Am Papier sind bis zu fünf Prozent Überzug gestattet, wenngleich schon dafür Strafen vorgesehen sind: Der Abzug von WM-Punkten, Geldstrafen, Kürzung von Windtunnel-Zeiten oder eine weitere Reduktion der Obergrenze im Folgejahr.

Sollten die fünf Prozent auch nicht eingehalten werden, droht als Ultima Ratio sogar ein kompletter WM-Ausschluss.

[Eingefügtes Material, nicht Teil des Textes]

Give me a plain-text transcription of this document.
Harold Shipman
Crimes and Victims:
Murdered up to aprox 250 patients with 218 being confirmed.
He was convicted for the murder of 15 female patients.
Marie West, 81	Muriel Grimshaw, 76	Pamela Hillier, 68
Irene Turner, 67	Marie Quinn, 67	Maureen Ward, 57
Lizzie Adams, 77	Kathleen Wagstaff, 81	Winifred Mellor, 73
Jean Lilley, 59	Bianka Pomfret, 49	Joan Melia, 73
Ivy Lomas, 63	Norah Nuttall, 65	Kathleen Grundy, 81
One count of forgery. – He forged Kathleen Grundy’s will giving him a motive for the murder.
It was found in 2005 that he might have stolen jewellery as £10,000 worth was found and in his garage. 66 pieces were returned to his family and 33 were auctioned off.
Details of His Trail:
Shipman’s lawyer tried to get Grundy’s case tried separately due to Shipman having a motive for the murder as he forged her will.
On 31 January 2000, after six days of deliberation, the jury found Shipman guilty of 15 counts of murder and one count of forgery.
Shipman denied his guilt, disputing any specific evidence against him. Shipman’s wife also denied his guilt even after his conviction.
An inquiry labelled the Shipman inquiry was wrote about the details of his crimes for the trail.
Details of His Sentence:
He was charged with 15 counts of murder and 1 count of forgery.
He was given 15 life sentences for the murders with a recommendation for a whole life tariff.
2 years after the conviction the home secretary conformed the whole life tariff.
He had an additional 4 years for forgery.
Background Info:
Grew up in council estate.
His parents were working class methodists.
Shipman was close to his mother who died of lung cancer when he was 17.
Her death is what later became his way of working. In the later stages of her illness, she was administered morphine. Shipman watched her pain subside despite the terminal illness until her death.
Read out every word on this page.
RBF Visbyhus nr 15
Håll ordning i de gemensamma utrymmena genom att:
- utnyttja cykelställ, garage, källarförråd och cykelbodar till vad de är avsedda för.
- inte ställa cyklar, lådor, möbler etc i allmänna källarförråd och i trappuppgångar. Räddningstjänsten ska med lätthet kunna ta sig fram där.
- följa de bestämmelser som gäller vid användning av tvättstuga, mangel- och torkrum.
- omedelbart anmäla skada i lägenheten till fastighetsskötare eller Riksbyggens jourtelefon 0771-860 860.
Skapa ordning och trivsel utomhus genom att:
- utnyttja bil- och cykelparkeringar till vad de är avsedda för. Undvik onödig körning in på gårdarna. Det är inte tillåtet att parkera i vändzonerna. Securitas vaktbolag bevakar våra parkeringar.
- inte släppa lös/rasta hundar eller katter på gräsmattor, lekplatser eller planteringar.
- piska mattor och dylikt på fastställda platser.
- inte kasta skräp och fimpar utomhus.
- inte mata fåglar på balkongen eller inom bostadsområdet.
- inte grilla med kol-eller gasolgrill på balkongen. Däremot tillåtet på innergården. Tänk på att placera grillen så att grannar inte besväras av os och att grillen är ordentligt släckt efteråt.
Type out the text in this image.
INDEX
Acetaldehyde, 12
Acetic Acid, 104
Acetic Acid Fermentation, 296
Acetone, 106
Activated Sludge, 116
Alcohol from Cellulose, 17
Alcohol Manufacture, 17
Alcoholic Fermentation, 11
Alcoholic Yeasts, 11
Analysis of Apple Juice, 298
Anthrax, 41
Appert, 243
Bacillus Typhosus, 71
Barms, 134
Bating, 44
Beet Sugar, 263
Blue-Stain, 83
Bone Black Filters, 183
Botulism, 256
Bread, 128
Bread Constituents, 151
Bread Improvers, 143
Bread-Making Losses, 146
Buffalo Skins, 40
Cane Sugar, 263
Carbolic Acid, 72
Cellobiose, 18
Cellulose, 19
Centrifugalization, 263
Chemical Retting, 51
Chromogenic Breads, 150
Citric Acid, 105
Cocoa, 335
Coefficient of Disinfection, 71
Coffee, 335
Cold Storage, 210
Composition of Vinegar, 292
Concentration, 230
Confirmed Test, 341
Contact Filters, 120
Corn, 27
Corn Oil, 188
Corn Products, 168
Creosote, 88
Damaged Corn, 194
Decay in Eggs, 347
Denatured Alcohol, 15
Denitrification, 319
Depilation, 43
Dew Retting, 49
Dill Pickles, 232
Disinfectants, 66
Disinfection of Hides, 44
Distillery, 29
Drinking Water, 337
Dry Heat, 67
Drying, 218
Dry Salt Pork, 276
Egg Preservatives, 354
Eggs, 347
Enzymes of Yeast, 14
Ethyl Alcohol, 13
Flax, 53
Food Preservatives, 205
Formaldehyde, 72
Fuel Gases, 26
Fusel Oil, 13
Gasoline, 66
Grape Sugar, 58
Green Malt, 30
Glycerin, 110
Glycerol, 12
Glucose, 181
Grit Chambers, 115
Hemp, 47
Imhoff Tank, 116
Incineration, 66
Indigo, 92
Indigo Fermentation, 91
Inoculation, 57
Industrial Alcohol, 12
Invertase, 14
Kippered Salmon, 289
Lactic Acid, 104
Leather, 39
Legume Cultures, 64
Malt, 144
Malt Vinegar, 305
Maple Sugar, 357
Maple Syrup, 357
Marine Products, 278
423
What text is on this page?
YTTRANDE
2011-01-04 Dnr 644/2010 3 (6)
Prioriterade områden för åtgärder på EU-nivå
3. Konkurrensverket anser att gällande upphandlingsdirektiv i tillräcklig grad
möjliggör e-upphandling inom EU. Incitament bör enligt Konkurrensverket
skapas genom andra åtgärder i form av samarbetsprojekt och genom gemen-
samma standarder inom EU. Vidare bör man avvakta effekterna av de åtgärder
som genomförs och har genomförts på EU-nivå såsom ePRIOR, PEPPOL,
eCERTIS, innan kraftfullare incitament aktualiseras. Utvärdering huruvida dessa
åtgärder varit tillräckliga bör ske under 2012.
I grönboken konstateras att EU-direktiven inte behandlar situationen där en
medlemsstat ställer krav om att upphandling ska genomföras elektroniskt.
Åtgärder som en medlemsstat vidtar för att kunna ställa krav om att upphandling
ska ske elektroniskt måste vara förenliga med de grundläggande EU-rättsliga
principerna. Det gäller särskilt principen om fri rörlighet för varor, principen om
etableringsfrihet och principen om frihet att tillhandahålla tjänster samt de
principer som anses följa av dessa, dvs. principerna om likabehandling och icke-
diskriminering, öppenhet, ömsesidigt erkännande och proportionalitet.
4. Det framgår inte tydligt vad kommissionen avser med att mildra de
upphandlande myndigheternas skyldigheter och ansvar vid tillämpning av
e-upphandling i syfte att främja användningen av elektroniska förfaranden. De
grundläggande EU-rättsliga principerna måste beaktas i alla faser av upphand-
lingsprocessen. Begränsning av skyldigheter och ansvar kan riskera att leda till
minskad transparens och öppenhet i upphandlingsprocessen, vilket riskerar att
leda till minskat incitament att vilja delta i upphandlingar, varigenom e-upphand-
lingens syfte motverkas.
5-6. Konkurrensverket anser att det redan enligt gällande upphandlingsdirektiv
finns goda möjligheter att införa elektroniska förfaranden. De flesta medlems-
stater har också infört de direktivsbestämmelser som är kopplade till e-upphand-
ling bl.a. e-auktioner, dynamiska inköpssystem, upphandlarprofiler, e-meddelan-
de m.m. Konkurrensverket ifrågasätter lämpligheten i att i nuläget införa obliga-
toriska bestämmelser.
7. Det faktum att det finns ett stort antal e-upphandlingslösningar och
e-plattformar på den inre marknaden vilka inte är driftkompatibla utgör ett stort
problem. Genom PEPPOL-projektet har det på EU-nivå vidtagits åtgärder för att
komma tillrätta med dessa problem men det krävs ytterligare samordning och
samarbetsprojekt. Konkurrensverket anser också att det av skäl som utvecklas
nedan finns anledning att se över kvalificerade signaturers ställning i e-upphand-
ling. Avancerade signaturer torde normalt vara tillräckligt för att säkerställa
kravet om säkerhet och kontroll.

Gespräche unter den Teams, um eine gemeinsame Lösung zu finden, laufen seit einigen Wochen. Es scheint aber keine Einigung absehbar. So könnte wie schon in der Angelegenheit des "Porpoising" (HIER nachlesen>>>) der Ruf nach Ordnung von oben durch die FIA laut werden.

In der Frage der Budgetgrenze geht es aber keineswegs um eine Angelegenheit der Sicherheit, weswegen eine Lösungsfindung deutlich zäher wird. Ein WM-Finale à la USA 2005, als nur sechs Autos an den Start gingen, wird aber kaum im Sinne sämtlicher Beteiligten sein.

Am zweiten Juli-Wochenende, wenn die Formel 1 in Spielberg gastiert, steht das nächste "World Council" der FIA an.

Werden dann keine Fortschritte in der Streitfrage gemacht, droht ein ungemütlicher Sommer für manche Teams. Nicht nur, weil zusammen mit den Windkanälen auch die Klimaanlagen in den Fabriken aus Kostengründen abgedreht bleiben müssten.